C e qui se passe depuis quelques mois, mais surtout depuis quelques semaines, devrait inquiéter sérieusement tous ceux et toutes celles qui se battent, parfois depuis des décennies, pour que le peuple tunisien accède enfin à la démocratie. C'est-à-dire non pas seulement à des règles de « gestion de la Cité » sur le terrain civique et politique, mais à cet ensemble de valeurs démocratiques, humanistes et universelles sans lesquelles la démocratie ne serait qu'une sorte de « Code de bonne conduite et gestion politiques », qui n'aurait mérité ni les tonnes d'énergie dépensée ni les lourds sacrifices consentis par des milliers de militant(e)s et de « moins militant(e)s », des années durant.

Mais, et au préalable, commençons par rompre avec les interdits, ou quasiment tels, que certains ont réussi à imposer de fait et quasiment à tous et à toutes... Une sorte de terrorisme intellectuel a fini par rendre pour le moins « inconvenante » toute critique ou démarcation par rapport aux intégristes.

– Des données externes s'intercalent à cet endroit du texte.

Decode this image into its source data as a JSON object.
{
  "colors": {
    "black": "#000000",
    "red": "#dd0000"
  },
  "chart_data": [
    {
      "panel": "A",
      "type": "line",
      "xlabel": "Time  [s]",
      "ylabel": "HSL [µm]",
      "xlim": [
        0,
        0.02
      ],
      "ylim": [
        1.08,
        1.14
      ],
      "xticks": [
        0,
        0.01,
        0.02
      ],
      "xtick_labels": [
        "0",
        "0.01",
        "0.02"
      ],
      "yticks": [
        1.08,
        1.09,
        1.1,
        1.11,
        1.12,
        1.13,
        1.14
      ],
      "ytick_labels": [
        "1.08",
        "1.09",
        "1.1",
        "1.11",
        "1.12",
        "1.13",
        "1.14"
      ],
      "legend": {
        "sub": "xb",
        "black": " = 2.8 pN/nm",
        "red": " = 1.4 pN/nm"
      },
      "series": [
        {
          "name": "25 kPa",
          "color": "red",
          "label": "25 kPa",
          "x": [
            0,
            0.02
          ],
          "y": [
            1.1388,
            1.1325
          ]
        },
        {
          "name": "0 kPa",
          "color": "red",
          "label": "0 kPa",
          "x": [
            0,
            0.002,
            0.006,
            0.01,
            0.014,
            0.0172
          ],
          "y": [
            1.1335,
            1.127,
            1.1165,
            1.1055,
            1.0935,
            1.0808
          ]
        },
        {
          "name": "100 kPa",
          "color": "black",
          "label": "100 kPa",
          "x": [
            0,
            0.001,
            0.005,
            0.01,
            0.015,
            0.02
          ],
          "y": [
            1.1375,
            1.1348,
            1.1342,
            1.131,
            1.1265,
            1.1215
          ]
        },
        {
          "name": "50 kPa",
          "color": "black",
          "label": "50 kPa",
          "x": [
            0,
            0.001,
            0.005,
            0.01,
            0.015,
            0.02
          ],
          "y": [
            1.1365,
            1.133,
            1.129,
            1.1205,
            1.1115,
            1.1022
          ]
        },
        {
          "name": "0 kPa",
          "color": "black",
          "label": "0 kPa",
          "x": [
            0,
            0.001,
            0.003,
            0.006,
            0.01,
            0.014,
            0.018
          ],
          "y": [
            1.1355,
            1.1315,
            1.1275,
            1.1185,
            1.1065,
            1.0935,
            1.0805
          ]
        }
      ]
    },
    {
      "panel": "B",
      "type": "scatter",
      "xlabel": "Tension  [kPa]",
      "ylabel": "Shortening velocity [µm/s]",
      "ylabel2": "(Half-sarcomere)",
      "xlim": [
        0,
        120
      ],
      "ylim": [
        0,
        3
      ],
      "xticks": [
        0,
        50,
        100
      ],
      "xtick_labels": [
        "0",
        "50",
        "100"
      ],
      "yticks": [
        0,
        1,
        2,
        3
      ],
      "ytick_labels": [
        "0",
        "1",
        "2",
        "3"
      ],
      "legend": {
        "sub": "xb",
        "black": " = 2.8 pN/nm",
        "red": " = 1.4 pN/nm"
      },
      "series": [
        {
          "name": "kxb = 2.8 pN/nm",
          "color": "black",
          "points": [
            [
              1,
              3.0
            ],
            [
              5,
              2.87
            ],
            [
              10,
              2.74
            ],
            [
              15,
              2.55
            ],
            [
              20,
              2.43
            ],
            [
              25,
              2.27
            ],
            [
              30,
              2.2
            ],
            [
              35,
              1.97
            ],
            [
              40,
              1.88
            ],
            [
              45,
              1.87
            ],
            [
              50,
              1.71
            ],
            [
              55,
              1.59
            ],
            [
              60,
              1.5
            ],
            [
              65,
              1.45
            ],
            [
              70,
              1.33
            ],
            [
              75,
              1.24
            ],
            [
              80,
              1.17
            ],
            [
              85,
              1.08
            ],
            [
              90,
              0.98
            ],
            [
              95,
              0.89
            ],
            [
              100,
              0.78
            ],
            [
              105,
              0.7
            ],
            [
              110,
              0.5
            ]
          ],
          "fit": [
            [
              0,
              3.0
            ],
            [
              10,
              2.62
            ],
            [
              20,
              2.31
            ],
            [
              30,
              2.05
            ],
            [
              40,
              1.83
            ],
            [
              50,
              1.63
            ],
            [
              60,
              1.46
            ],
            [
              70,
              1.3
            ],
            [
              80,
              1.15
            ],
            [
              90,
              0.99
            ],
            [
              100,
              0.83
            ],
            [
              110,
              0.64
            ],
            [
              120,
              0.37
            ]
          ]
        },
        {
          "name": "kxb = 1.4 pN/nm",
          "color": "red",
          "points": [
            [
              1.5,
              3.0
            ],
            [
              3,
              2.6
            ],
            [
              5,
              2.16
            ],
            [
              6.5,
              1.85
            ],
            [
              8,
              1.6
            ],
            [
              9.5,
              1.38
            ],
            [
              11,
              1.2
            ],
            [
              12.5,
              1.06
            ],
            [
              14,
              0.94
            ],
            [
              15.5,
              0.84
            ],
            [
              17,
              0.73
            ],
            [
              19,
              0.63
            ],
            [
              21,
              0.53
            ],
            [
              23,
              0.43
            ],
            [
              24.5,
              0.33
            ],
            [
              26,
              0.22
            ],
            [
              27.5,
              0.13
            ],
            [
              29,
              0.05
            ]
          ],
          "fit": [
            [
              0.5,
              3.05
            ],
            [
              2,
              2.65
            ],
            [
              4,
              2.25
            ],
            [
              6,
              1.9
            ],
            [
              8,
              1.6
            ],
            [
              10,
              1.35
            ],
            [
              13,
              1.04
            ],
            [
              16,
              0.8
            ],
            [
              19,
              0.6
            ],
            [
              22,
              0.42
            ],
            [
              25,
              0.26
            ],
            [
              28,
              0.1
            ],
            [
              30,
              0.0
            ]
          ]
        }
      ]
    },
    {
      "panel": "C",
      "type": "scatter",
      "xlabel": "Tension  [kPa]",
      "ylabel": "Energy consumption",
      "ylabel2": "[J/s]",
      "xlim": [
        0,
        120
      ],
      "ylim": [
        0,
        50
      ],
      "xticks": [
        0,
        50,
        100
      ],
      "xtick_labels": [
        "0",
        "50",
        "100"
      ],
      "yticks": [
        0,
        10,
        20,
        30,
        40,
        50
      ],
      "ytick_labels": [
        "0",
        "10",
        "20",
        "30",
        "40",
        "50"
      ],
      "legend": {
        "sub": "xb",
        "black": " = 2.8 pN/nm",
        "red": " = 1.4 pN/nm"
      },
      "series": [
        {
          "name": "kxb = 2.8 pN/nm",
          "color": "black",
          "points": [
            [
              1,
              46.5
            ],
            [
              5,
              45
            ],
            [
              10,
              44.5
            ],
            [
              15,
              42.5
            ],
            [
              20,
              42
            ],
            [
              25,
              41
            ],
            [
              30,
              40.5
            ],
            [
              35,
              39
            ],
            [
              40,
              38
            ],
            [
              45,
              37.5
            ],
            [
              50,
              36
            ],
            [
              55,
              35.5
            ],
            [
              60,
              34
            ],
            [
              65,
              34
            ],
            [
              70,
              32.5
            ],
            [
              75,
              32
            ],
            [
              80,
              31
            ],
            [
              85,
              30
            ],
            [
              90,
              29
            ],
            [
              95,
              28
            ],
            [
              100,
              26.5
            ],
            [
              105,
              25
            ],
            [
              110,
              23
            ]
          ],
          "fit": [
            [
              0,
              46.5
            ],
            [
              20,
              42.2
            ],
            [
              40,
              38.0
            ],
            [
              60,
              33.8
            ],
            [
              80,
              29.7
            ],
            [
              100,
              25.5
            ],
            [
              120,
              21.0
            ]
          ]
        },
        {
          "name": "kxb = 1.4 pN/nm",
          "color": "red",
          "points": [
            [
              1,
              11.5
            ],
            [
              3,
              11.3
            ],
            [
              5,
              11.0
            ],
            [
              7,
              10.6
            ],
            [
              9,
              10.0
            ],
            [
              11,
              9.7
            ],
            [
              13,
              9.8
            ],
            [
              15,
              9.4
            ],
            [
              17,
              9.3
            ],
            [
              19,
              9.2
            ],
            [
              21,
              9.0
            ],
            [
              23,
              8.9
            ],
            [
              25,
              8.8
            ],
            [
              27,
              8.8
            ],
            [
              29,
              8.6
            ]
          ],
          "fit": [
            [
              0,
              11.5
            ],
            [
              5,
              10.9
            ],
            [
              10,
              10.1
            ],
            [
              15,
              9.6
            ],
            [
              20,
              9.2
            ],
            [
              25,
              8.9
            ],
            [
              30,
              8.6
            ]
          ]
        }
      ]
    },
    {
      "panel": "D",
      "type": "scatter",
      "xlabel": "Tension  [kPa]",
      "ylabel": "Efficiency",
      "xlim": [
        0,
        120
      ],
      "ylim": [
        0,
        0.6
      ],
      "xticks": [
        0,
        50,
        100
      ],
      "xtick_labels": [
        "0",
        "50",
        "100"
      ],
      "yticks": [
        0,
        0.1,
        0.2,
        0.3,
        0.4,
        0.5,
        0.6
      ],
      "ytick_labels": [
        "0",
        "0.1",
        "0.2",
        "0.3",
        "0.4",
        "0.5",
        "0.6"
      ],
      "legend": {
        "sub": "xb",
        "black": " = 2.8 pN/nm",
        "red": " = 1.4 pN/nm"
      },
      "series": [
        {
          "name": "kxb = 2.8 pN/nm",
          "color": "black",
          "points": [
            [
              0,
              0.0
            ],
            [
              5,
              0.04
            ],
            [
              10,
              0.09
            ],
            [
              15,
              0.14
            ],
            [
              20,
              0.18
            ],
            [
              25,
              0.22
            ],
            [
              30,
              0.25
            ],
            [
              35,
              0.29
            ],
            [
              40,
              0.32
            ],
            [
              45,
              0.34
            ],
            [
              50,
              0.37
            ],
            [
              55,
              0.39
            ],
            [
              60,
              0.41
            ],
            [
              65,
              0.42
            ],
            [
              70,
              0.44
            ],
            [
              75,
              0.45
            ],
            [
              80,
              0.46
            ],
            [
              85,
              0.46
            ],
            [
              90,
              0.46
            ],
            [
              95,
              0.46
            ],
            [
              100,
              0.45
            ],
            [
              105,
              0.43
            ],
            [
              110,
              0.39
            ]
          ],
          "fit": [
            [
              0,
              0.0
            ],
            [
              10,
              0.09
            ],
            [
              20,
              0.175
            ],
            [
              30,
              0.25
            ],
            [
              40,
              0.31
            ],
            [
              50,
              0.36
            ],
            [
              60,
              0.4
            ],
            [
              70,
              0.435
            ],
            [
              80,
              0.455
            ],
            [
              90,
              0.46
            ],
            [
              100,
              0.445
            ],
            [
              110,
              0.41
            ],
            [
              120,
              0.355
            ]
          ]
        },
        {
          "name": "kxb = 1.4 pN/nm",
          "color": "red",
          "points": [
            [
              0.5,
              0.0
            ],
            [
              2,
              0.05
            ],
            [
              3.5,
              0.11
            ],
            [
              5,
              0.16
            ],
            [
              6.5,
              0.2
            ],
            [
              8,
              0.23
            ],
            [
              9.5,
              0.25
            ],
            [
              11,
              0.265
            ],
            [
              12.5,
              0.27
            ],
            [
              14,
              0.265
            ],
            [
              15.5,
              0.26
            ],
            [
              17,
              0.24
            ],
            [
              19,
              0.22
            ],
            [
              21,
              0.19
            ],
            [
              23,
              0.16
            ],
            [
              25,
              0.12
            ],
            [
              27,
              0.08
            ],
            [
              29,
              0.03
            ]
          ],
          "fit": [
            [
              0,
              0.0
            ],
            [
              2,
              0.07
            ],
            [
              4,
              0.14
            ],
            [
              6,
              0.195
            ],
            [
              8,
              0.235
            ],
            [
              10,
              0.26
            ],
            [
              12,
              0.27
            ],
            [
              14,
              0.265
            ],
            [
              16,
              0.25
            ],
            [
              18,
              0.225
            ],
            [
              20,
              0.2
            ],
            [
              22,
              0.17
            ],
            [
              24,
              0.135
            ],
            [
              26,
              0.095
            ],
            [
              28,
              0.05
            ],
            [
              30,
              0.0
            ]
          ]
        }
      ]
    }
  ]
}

Et quand cette critique ou cette démarcation se fait par rapport à l'une des composantes ou l'une des personnalités de l'opposition démocratique prônant ouvertement ou sournoisement l'alliance avec les Ghannouchi, Laâraiedh, Bhiri et consorts, c'est presque le scandale ! L'accusation, puis l'anathème, tombent comme un couperet : le « coupable », l'« impertinent », fait le jeu du pouvoir et rend service à Ben Ali ! Rien que cela !

Il faut que cela cesse. Et il faut que les démocrates, ceux et celles en tout cas qui n'attendent de personne une « reconnaissance » de leur qualité de démocrates, brisent et rejettent cette pression psychologique et intellectuelle permanente. Oui, on est contre la dictature, oui on est contre le système despotique qui nous gouverne, bien sūr que l'on est contre, et depuis toujours, y compris lorsque certains opposants d'aujourd'hui faisaient partie du pouvoir ou étaient ses alliés et ses serviteurs les plus proches et les plus zélés, y compris quand M. Ghanouchi criait sur tous les toits que pour lui et les siens, il y avait Dieu dans le Ciel et Ben Ali ici-bas...

Les démocrates sont évidemment contre, non pas la personne de M. Ben Ali, mais contre le système politique qu'il incarne et qu'il a contribué à dévoyer davantage. Mais ils n'acceptent pas, pour autant, de taire leur hostilité profonde et leur démarcation absolue à l'égard des projets despotiques, théocratiques et rétrogrades portés par les tenants d'un Islam politique tel que le mouvement Ennahdha.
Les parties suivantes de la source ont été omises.